By David French and Devik Jain

(Reuters) – Wall Street fell on Tuesday as traders, already positioning for another large interest rate hike this week by the U.S. Federal Reserve, drove markets lower after a Detroit titan provided further evidence of inflation slowing down American business.

The benchmark S&P 500 index has lost more than 19% so far this year as investors fear aggressive policy tightening measures by the Fed could tip the U.S. economy into a recession, with recent dire outlooks from delivery firm FedEx Corp and automaker Ford Motor Co adding to woes.

Shares of Ford dropped 11.9% after it flagged a bigger-than-expected $1 billion hit from inflation and pushed delivery of some vehicles to the fourth quarter due to parts shortages.

Rival General Motors Co was also down 5.7%.

Adding to a mixed set of economic data, a Commerce Department report showed residential building permits – among the more forward-looking housing indicators – slid by 10% to 1.517 million units, the lowest level since June 2020.

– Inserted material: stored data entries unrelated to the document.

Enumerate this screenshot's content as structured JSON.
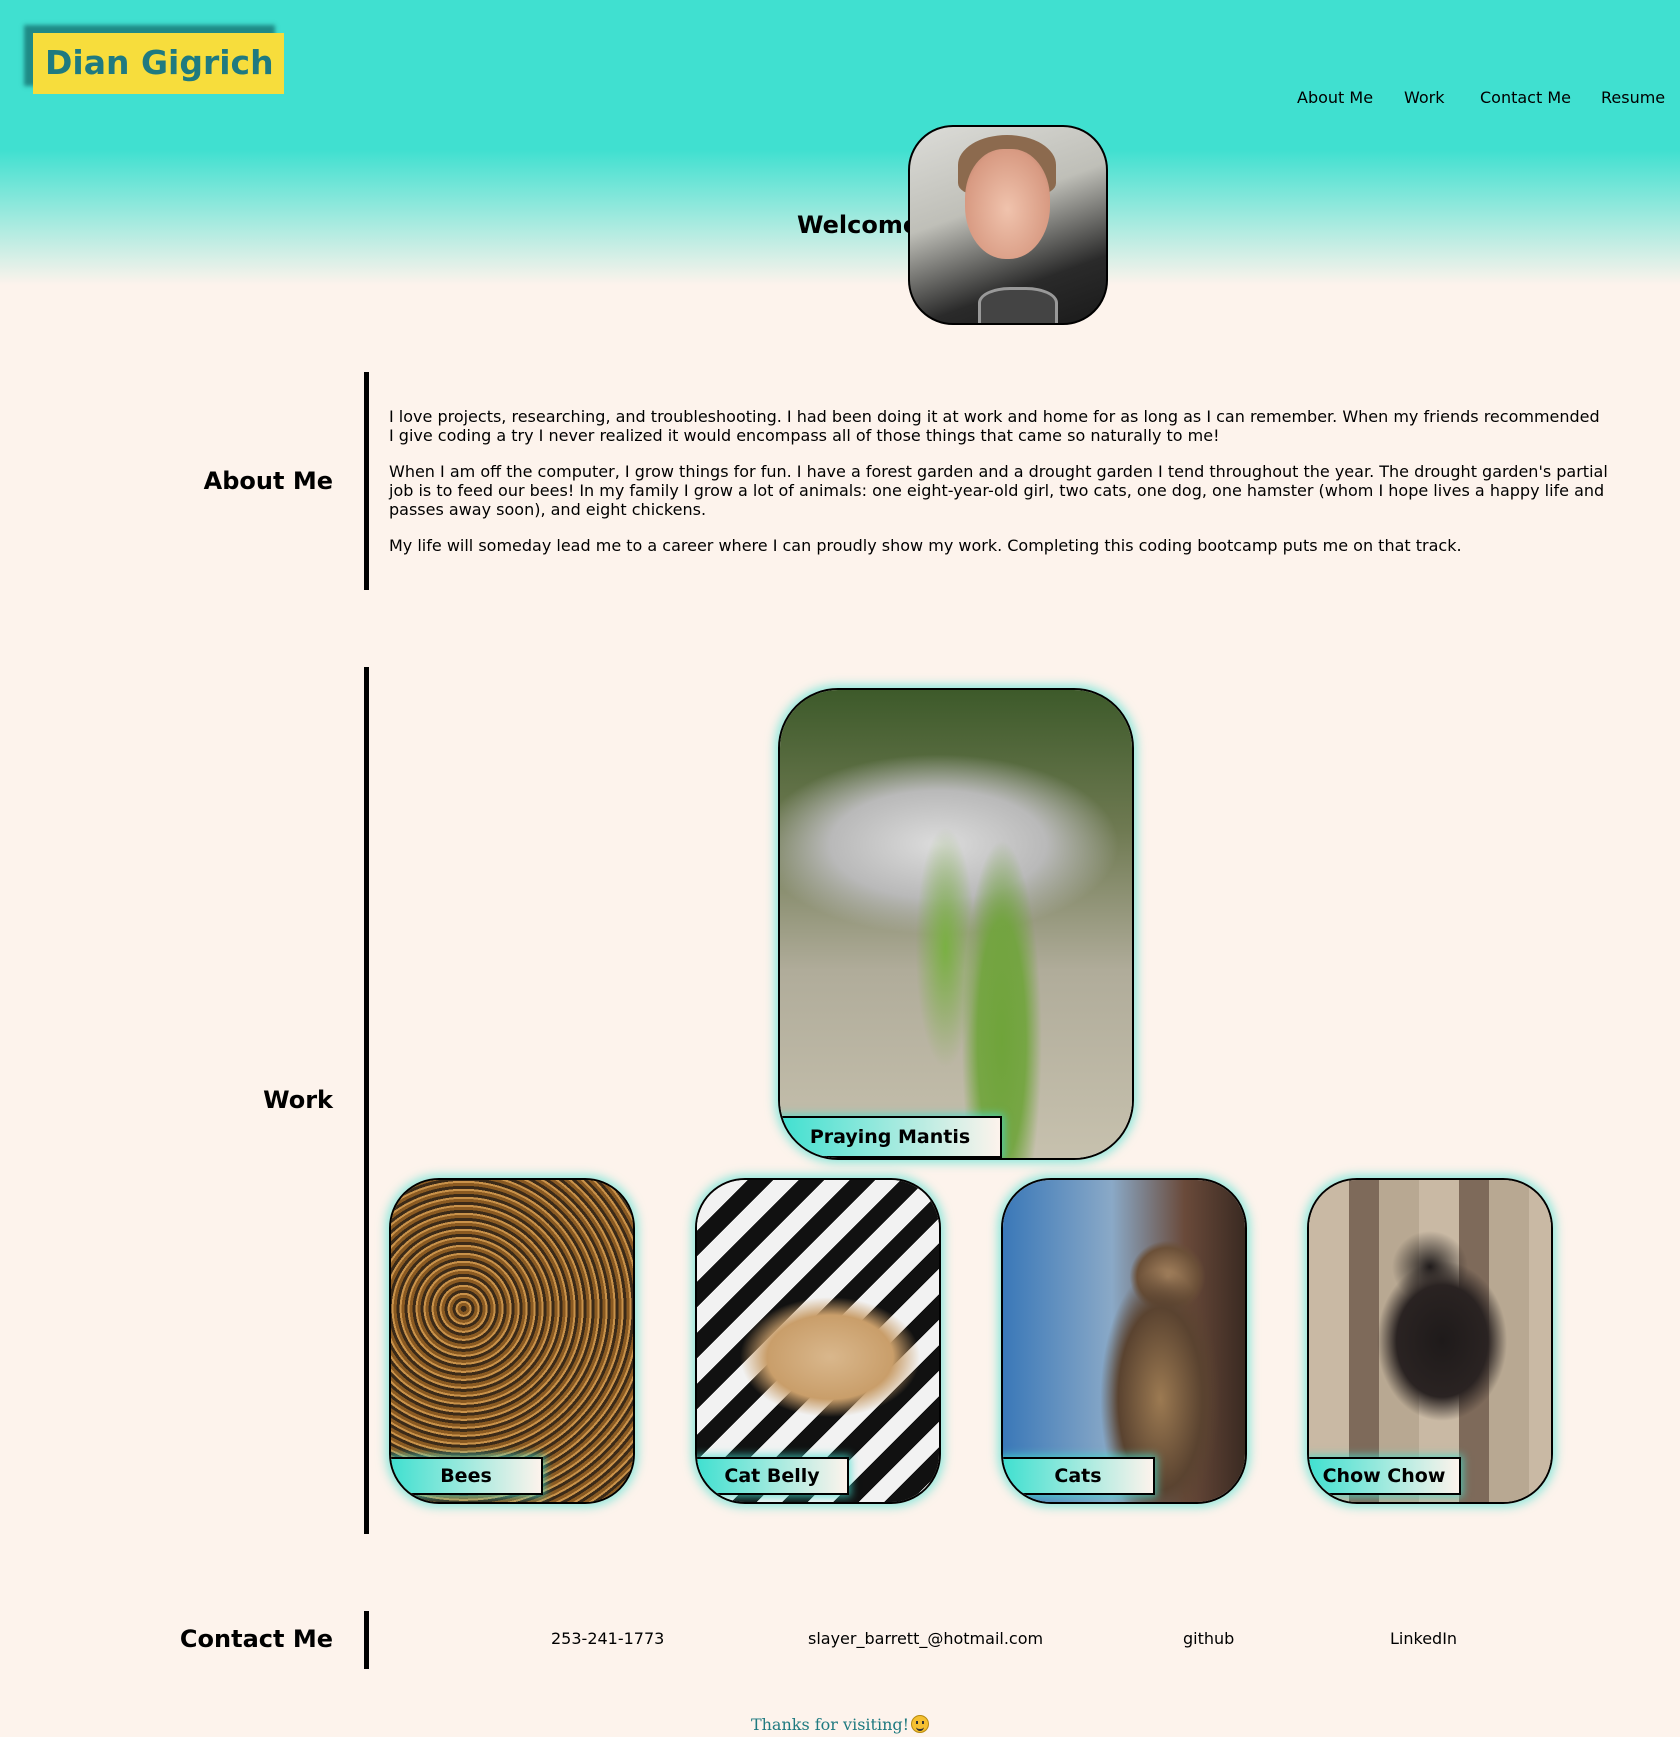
{
  "header": {
    "logo": "Dian Gigrich",
    "nav": [
      "About Me",
      "Work",
      "Contact Me",
      "Resume"
    ],
    "welcome": "Welcome!"
  },
  "about": {
    "title": "About Me",
    "paragraphs": [
      "I love projects, researching, and troubleshooting. I had been doing it at work and home for as long as I can remember. When my friends recommended I give coding a try I never realized it would encompass all of those things that came so naturally to me!",
      "When I am off the computer, I grow things for fun. I have a forest garden and a drought garden I tend throughout the year. The drought garden's partial job is to feed our bees! In my family I grow a lot of animals: one eight-year-old girl, two cats, one dog, one hamster (whom I hope lives a happy life and passes away soon), and eight chickens.",
      "My life will someday lead me to a career where I can proudly show my work. Completing this coding bootcamp puts me on that track."
    ]
  },
  "work": {
    "title": "Work",
    "featured": "Praying Mantis",
    "items": [
      "Bees",
      "Cat Belly",
      "Cats",
      "Chow Chow"
    ]
  },
  "contact": {
    "title": "Contact Me",
    "phone": "253-241-1773",
    "email": "slayer_barrett_@hotmail.com",
    "github": "github",
    "linkedin": "LinkedIn"
  },
  "footer": {
    "text": "Thanks for visiting!",
    "icon": "smiley-icon"
  },
  "colors": {
    "accent": "#40e0d0",
    "logo_bg": "#f7dd3c",
    "logo_text": "#1f7a80",
    "page_bg": "#fdf3ec"
  }
}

“Markets have been under some pressure because it’s clear that the economy and the growth rate of earnings are in the process of slowing and going to slow even further,” said Hugh Johnson, chief economist of Hugh Johnson Economics in Albany, New York.

“The concern is that even though it’s slowing, the Federal Reserve will tell us in a very hawkish way that they’re very focused on the 2% rate of inflation and they’re going to continue to lean towards restraint or be very tough until they get to that 2% level.”

The U.S. central bank is widely expected to hike rates by 75 basis points for the third straight time at the end of its policy meeting on Wednesday, with markets also pricing in a 17% chance of a 100 bps increase and predicting the terminal rate at 4.49% by March 2023.

Focus will also be on the updated economic projections and dot plot estimates for cues on policymakers’ sense of the endpoint for rates and the outlooks for unemployment, inflation and economic growth.

“We are going to be in an environment where month-to-month economic data is going to be scrutinized to a greater magnitude than it has been previously,” said Doug Fincher, portfolio manager at Ionic Capital Management.

“The market believes that the Fed will get inflation under control at the expense of the economy. The question is will they achieve this through a soft landing or a hard landing.”

The benchmark U.S. 10-year Treasury yield hit 3.56%, its highest level since April 2011, while the closely watched yield curve between two-year and 10-year notes inverted further. [US/]

An inversion in this part of the yield curve is viewed as a reliable indicator that a recession will follow in one to two years.

By 1:57 p.m. ET, the Dow Jones Industrial Average fell 536.96 points, or 1.73%, to 30,482.72, the S&P 500 lost 70.09 points, or 1.80%, to 3,829.8 and the Nasdaq Composite dropped 182.62 points, or 1.58%, to 11,352.40.

The S&P 500 is trading below 3,900 points, a level considered by technical analysts as a strong support for the index, but which has now been breached twice in the last three sessions.

All of the 11 major S&P sectors declined, with economy-sensitive real estate and materials sectors down 3% and 2.5%, respectively.

Meanwhile, in another sign of nerves around future corporate earnings, Nike Inc was downgraded by Barclays analysts to “equal weight” from “overweight”, citing volatility in the Chinese market due to pressures from COVID-related lockdowns in early September. The sportswear giant’s stock dropped 4.9%.